At \(\tau =365\) days, the nationwide estimate is \({\hat{S}}(\tau )\) = 0.982 (95% CI 0.981–0.982). The hospital-specific estimates at \(\tau =365\) range from 0.5 to 1 and the critical value \(\rho _\tau ^s\) at \(\tau = 365\), is 0.949. Thus, all hospital results below that, i.e. \(\hat{S_i}(\tau = 365) < 0.949\), are classified as performance outliers. In the case of knee replacement operations, the result of 66 hospitals falls below this threshold value. The quality of care of these outliers was further scrutinized qualitatively within the framework of a *structured dialogue* as explained previously.

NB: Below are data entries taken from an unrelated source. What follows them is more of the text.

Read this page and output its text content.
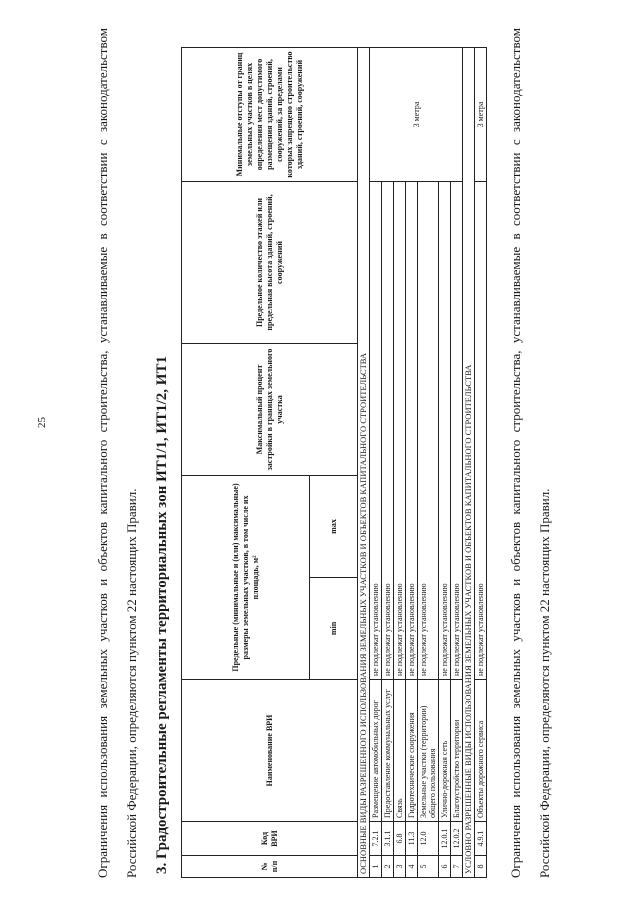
25	Ограничения использования земельных участков и объектов капитального строительства, устанавливаемые в соответствии с законодательством Российской Федерации, определяются пунктом 22 настоящих Правил.	3. Градостроительные регламенты территориальных зон ИТ1/1, ИТ1/2, ИТ1	№ п/п	Код ВРИ	Наименование ВРИ	Предельные (минимальные и (или) максимальные) размеры земельных участков, в том числе их площадь, м²		Максимальный процент застройки в границах земельного участка	Предельное количество этажей или предельная высота зданий, строений, сооружений	Минимальные отступы от границ земельных участков в целях определения мест допустимого размещения зданий, строений, сооружений, за пределами которых запрещено строительство зданий, строений, сооружений
			min	max			
ОСНОВНЫЕ ВИДЫ РАЗРЕШЕННОГО ИСПОЛЬЗОВАНИЯ ЗЕМЕЛЬНЫХ УЧАСТКОВ И ОБЪЕКТОВ КАПИТАЛЬНОГО СТРОИТЕЛЬСТВА							
1	7.2.1	Размещение автомобильных дорог	не подлежат установлению				3 метра
2	3.1.1	Предоставление коммунальных услуг	не подлежат установлению				
3	6.8	Связь	не подлежат установлению				
4	11.3	Гидротехнические сооружения	не подлежат установлению				
5	12.0	Земельные участки (территории) общего пользования	не подлежат установлению				
6	12.0.1	Улично-дорожная сеть	не подлежат установлению				
7	12.0.2	Благоустройство территории	не подлежат установлению				
УСЛОВНО РАЗРЕШЕННЫЕ ВИДЫ ИСПОЛЬЗОВАНИЯ ЗЕМЕЛЬНЫХ УЧАСТКОВ И ОБЪЕКТОВ КАПИТАЛЬНОГО СТРОИТЕЛЬСТВА							
8	4.9.1	Объекты дорожного сервиса	не подлежат установлению				3 метра	Ограничения использования земельных участков и объектов капитального строительства, устанавливаемые в соответствии с законодательством Российской Федерации, определяются пунктом 22 настоящих Правил.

### 4.2 Hip replacement operations

The probabilities of revisions substantially vary by type of operation, with nationwide survival estimates of \({\hat{S}}_\mathrm{{elective}}(\tau =730) = 0.973\) for elective operations and \({\hat{S}}_\mathrm{{fracture}}(\tau =730) = 0.965\) for the treatment of femoral fractures. Therefore, we compared indirectly standardized hospital results by calculating observed and expected numbers of revisions under consideration of the type of initial implantation operation as explained above. For calculating the SMR, we included all operations within the observed time period of 2 years. The nationwide SMR is \(8289 / 8290 = 1.00\) (95% CI 0.98–1.02), with hospital-specific estimates ranging from 0 to 77.6. Of all hospitals, 76 are classified as performance outliers due to their estimate \(\theta _i\) lying above the threshold value \(\rho ^\theta = 2.39\).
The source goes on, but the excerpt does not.